È finita perché l’assoluto si è riappropriato della sua alienazione. Adesso dobbiamo finalmente vedercela con noi stessi e non con dio.

Questa è la libertà, una libertà che contiene un vulcano in eruzione.

Giunti nell’età che Eraclito chiama della pienezza (B 67 « il dio è carenza–pienezza »), immersi nella pienezza, siamo coinvolti direttamente nelle sue leggi drammatiche senza schermi protettivi. Chi è fuori è fuori, i deboli e gli sfiniti sono spinti ai margini dai forti in cui si esprime il nuovo organismo.

9
Assenza non è inesistenza

I vecchi, o il vecchio mondo, continuano a vedere il problema della vita dall’angolazione della morte e della perdita di dio, in un suggestivo approfondimento filosofico artistico politico letterario.

Vedono il problema con una simile lente essendo nella sostanza cadenti e depressi.

Il vecchio mondo non ha la visuale per capire ed è schiacciato dal rancore e dall’invidia.

Eppure, il problema di fondo non è un dio morto e un uomo che vive al suo posto. Assente non significa inesistente o fuori dall’essere.

L’« assenza di dio » è l’esperienza di un vuoto, ma il vuoto non è mero non essere, è l’effetto di un’azione, un’azione di svuotamento.

La percezione dell’assenza indica ben altro, è l’effetto di un’azione. Il dio oggi in atto agisce micidiale, fa il vuoto, svuota, rovescia.

Se ci troviamo nel cono d’ombra del nichilismo, è perché il dèmone dominante ci ha cacciato lì dentro.

Il nichilismo è l’angolazione da cui percepiamo il servaggio in cui siamo caduti senza nemmeno riconoscere chi sia il dominatore.

Il nostro nichilismo è il rovescio simmetrico della pienezza di essere di un dèmone che ci tiene nel vuoto e nell’insignificanza.

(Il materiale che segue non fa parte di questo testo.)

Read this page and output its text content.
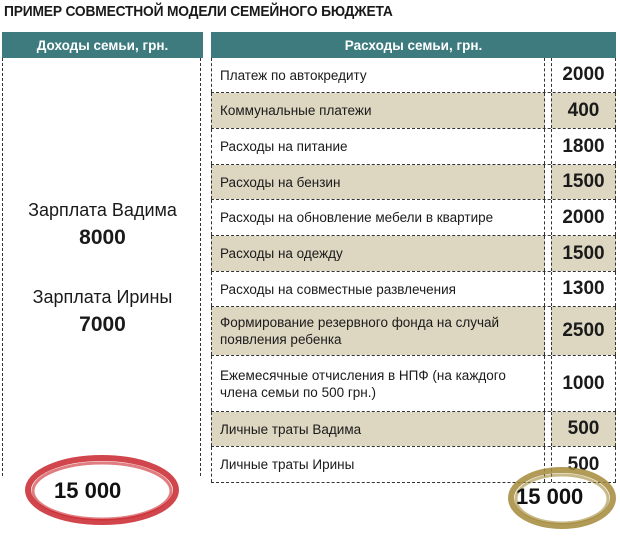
ПРИМЕР СОВМЕСТНОЙ МОДЕЛИ СЕМЕЙНОГО БЮДЖЕТА
Доходы семьи, грн.	Расходы семьи, грн.
Зарплата Вадима
8000
Зарплата Ирины
7000
Платеж по автокредиту	2000
Коммунальные платежи	400
Расходы на питание	1800
Расходы на бензин	1500
Расходы на обновление мебели в квартире	2000
Расходы на одежду	1500
Расходы на совместные развлечения	1300
Формирование резервного фонда на случай появления ребенка	2500
Ежемесячные отчисления в НПФ (на каждого члена семьи по 500 грн.)	1000
Личные траты Вадима	500
Личные траты Ирины	500
15 000	15 000
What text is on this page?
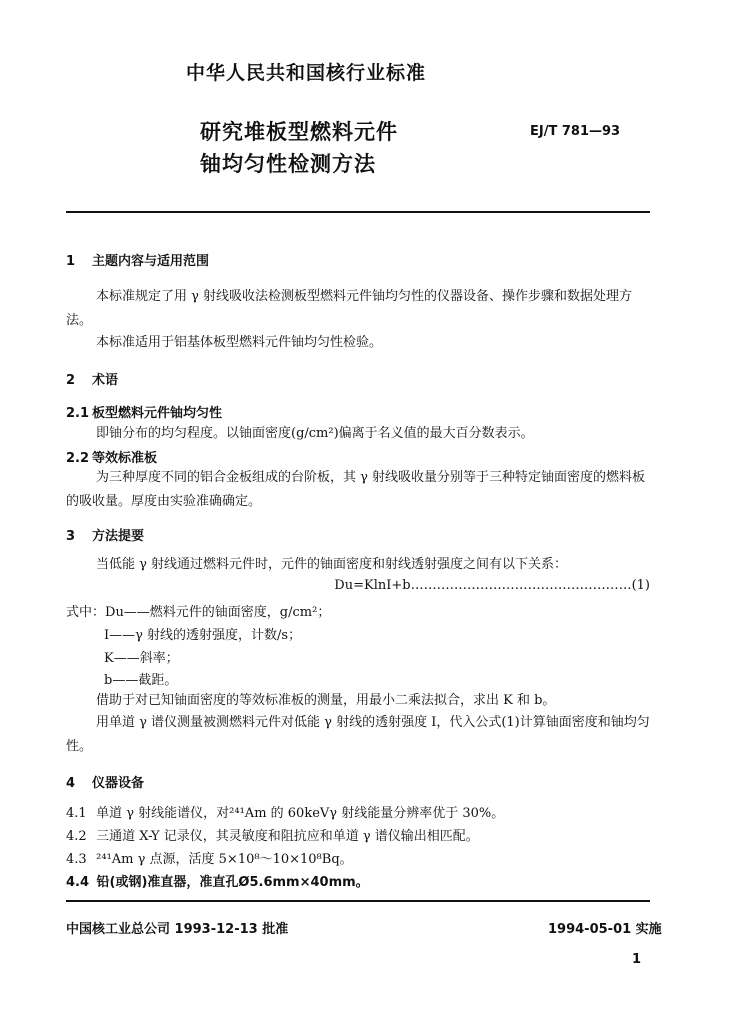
中华人民共和国核行业标准
研究堆板型燃料元件
铀均匀性检测方法
EJ/T 781—93
1 主题内容与适用范围
本标准规定了用 γ 射线吸收法检测板型燃料元件铀均匀性的仪器设备、操作步骤和数据处理方法。
本标准适用于铝基体板型燃料元件铀均匀性检验。
2 术语
2.1 板型燃料元件铀均匀性
即铀分布的均匀程度。以铀面密度(g/cm²)偏离于名义值的最大百分数表示。
2.2 等效标准板
为三种厚度不同的铝合金板组成的台阶板，其 γ 射线吸收量分别等于三种特定铀面密度的燃料板的吸收量。厚度由实验准确确定。
3 方法提要
当低能 γ 射线通过燃料元件时，元件的铀面密度和射线透射强度之间有以下关系：
Du=KlnI+b……………………………………………(1)
式中：Du——燃料元件的铀面密度，g/cm²；
I——γ 射线的透射强度，计数/s；
K——斜率；
b——截距。
借助于对已知铀面密度的等效标准板的测量，用最小二乘法拟合，求出 K 和 b。
用单道 γ 谱仪测量被测燃料元件对低能 γ 射线的透射强度 I，代入公式(1)计算铀面密度和铀均匀性。
4 仪器设备
4.1 单道 γ 射线能谱仪，对²⁴¹Am 的 60keVγ 射线能量分辨率优于 30%。
4.2 三通道 X-Y 记录仪，其灵敏度和阻抗应和单道 γ 谱仪输出相匹配。
4.3 ²⁴¹Am γ 点源，活度 5×10⁸～10×10⁸Bq。
4.4 铅(或钢)准直器，准直孔Ø5.6mm×40mm。
中国核工业总公司 1993-12-13 批准	1994-05-01 实施
1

Gli uomini prendono l’assente per inesistente. La dialettica assente–presente fa nascere l’equivoco di un divenire contrapposto all’essere.

10
La vittima del sacrificio

Dio risolve il suo problema sacrificando l’uomo.

Il sacrificio indica che l’uomo è dio stesso, dal momento che dio si è riversato nell’uomo per risolvere il suo problema.

Ora, l’uomo è nell’immanenza ma l’immanenza contiene il problema di dio e lo deve risolvere sotto pena di perdere l’immanenza stessa e tornare alla lacerazione precedente.

Qual’era quel problema?

Interroghi sé stesso e risponda.

Empedocle cantava di essere un dio fuggiasco e esule. Eraclito, più severamente, chiama in causa l’abisso incandescente che afferra e porta con sé nel fuoco.

Il superamento dell’alienazione della proiezione in dio è una trappola voluta dal dio per ribadire la sua superiorità.

11
La soluzione

Infatti, una volta che l’uomo si è riappropriato del problema di dio, esplode di nuovo e riappare l’abisso dell’incomprensibile ignoto che sovrasta.

Avevano visto giusto i primi pensatori.

Avevano ragione, in definitiva, gli olimpici: l’uomo non può tornare, in quanto uomo, allo stato divino.

Dio è si è rotto definitivamente, una volta per tutte, nel modo tipico di un vero dio. Si è rotto creando e non potendo non creare. La creazione, l’originare, è rottura, secondo che affermava Anassimandro all’inizio della filosofia greca.

E la creazione – che è rottura – si riassorbe soltanto esaurendosi. Morendo.

L’uomo, finché è tale, non risolve alcun problema, la soluzione è il riassorbimento e la fine.

In questo senso e solo in questo, stante che la fine gli è intrinseca, egli risolve. Egli risolve con il proprio finire il problema creato da dio.

È in questo finire che dio ha creato la soluzione del proprio problema: il creato muore e si riassorbe.

Lo sapevamo, a rigore l’assoluto è realizzato quando, dopo essere uscito da sé, torna a sé.

Ma – appunto – colui che torna a sé è dio, non è l’uomo.

L’uomo è un episodio di un racconto che non ha scritto lui. Il significato lo potrà conoscere solo chi saprà leggerne la fine.